Le tribunal judiciaire de Marseille, statuant le 10 juillet 2024, a examiné un litige relatif à la garantie catastrophes naturelles. L’assureur refusait l’indemnisation de l’effondrement d’un mur de soutènement survenu lors d’intempéries. Le tribunal a accueilli la demande de l’assuré, condamnant l’assureur au paiement des réparations et aux dépens. La solution consacre une interprétation large du lien de causalité et une définition extensive du bien garanti.
L’interprétation extensive du lien avec la catastrophe naturelle
Le tribunal adopte une approche pragmatique du lien de causalité exigé par la loi. Il écarte la distinction opérée par l’assureur entre les dommages couverts par l’arrêté et la cause directe du sinistre. L’expertise ayant établi un lien avec les fortes pluies, ce fait suffit à déclencher la garantie. « L’expert reconnaît que l’effondrement du mur est bien lié aux fortes pluies survenues les 22 et 23 octobre 2019, ce qui paraît suffisant pour considérer que le sinistre est bien lié à l’arrêté de catastrophe naturelle du 30 octobre 2019. » (Motifs) Cette analyse simplifie la preuve pour l’assuré, en alignant la cause du sinistre sur l’événement climatique reconnu.
La portée de cette analyse est significative pour l’application du régime des catastrophes naturelles. Elle évite un morcellement des causes qui serait défavorable aux assurés. Le tribunal retient une causalité adéquate, fondée sur l’intensité anormale de l’agent naturel. Cette lecture rejoint une jurisprudence assimilant les conséquences directes d’une inondation à l’événement lui-même. « Le glissement de terrain étant la conséquence intrinsèque des inondations subies en raison de pluies inhabituelles, la garantie souscrite entre les parties doit être respectée. » (Cour d’appel de Nîmes, le 26 juin 2025, n°24/01187) La décision renforce ainsi la sécurité juridique des victimes.

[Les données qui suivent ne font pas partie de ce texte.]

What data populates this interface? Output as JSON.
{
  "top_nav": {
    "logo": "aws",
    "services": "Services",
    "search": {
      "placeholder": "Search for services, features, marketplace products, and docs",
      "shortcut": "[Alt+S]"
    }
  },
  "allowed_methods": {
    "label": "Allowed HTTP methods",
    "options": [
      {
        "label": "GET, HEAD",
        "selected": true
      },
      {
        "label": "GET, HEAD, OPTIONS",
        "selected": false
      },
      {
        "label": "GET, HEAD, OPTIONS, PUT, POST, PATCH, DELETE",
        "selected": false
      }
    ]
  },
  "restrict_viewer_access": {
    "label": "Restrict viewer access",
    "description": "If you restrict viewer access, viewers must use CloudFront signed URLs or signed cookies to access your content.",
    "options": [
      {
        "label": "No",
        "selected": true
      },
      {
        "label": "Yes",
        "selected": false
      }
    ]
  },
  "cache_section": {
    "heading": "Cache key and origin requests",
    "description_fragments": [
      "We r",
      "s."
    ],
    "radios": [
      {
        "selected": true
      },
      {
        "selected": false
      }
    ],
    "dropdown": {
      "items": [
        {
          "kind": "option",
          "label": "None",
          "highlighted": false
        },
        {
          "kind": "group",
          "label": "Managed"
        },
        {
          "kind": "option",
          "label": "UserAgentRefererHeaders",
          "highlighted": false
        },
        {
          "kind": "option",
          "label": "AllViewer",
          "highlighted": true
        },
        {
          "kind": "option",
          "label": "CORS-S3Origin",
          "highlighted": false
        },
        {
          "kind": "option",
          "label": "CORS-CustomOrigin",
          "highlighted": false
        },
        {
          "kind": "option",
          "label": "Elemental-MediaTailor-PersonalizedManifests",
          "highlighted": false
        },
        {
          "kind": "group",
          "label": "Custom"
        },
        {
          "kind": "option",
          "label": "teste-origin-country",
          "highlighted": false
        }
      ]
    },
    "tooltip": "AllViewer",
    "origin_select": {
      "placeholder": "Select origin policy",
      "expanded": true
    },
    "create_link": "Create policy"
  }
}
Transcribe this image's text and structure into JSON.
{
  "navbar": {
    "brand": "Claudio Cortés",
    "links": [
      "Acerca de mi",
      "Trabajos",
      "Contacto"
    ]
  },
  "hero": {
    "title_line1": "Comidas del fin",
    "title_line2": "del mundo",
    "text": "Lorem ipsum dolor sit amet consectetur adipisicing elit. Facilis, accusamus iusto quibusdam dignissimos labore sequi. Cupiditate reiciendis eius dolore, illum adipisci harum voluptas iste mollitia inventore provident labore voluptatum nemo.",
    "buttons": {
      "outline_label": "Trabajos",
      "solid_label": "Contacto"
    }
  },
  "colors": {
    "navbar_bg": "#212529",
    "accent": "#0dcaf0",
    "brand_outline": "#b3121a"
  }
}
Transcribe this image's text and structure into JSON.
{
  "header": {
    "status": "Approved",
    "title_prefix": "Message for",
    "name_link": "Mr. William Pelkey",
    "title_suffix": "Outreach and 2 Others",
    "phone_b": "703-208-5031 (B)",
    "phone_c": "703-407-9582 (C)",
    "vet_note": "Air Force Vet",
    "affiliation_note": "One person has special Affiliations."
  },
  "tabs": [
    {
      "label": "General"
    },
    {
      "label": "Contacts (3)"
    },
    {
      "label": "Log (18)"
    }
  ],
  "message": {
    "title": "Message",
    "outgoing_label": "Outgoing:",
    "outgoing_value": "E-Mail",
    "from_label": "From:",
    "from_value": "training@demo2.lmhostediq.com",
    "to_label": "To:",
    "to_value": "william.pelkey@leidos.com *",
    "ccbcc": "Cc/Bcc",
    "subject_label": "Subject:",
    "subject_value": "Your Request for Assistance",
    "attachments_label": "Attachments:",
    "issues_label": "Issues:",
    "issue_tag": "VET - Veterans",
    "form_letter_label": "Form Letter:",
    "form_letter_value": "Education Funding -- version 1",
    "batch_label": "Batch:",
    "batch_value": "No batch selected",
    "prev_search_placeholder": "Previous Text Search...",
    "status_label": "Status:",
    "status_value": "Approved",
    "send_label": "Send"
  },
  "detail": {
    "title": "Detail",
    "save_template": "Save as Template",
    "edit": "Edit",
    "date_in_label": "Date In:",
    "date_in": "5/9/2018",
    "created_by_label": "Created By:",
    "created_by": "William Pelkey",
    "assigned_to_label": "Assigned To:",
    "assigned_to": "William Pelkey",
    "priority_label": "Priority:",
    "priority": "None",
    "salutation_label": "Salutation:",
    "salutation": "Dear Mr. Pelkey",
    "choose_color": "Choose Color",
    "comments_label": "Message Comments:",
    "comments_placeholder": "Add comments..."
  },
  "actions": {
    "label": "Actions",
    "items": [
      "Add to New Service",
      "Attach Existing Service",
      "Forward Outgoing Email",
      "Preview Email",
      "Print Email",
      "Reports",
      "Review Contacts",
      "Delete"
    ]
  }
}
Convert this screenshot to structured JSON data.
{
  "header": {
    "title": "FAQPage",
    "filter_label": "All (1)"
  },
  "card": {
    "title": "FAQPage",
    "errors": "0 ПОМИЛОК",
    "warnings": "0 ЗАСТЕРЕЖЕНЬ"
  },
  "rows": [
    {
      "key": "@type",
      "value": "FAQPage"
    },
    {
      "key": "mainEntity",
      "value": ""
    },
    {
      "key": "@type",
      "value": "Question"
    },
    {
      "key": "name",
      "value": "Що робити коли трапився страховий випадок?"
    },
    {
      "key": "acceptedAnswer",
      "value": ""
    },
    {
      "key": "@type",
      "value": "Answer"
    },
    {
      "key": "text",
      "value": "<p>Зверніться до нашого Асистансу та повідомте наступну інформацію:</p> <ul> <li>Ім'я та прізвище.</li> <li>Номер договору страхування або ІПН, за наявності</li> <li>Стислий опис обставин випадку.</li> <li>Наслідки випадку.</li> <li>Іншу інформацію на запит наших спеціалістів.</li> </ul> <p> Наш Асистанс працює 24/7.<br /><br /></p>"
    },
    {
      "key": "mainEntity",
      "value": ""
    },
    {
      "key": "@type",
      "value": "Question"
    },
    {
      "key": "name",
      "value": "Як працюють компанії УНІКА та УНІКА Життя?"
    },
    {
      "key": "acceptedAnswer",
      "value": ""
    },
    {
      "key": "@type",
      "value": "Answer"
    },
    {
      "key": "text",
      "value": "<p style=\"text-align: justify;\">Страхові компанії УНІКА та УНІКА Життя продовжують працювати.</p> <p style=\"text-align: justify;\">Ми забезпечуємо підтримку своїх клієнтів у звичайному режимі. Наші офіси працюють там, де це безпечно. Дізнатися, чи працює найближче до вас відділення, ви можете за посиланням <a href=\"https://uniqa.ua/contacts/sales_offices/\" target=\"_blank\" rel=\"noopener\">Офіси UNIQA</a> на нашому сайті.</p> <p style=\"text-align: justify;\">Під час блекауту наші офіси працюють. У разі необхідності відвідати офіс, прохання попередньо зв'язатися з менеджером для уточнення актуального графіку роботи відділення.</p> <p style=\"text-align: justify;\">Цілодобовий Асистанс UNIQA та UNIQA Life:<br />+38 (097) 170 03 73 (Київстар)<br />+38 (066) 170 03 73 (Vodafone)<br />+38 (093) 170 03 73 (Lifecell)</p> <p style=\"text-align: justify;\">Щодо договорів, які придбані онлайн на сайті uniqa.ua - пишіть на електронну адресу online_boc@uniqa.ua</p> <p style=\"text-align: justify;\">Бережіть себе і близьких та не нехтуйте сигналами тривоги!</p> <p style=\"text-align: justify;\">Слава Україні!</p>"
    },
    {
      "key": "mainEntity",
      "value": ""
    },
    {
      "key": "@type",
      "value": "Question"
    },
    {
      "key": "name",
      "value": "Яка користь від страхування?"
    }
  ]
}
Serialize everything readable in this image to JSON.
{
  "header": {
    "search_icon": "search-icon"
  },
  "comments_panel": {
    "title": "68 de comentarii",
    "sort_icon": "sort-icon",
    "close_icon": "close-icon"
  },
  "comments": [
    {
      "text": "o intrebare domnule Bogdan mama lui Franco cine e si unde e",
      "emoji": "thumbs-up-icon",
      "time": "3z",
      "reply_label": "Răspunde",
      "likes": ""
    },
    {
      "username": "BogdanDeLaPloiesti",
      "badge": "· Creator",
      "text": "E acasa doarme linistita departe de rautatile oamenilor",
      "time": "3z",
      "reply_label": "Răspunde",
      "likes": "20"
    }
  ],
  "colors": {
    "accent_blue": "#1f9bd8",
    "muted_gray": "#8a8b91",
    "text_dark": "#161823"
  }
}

L’appréciation extensive de la notion de bâtiment garanti
Le tribunal procède à une interprétation téléologique des exclusions contractuelles. Il examine si le mur de soutènement, visé par une exclusion, fait partie intégrante du bâtiment assuré. L’analyse des dispositions particulières révèle que le parking attenant est inclus dans la garantie. « Il résulte des plans fournis que le parking est attenant au bâtiment, de sorte qu’il est inclus dans la police et fait partie intégrante du bâtiment garanti. » (Motifs) Le mur soutenant cet élément est donc couvert, l’exclusion ne trouvant pas à s’appliquer.
Cette interprétation restrictive des exclusions protège l’étendue normale de la garantie souscrite. Le juge s’attache à l’économie générale de la police et à la destination des biens. Il écarte une lecture littérale qui priverait de sens la couverture du bien principal. La solution assure la cohérence du contrat et son effet utile. Elle rappelle que les clauses d’exclusion, souvent standardisées, sont soumises à un contrôle strict. La décision prévient ainsi un déséquilibre au détriment de la partie faible du contrat d’assurance.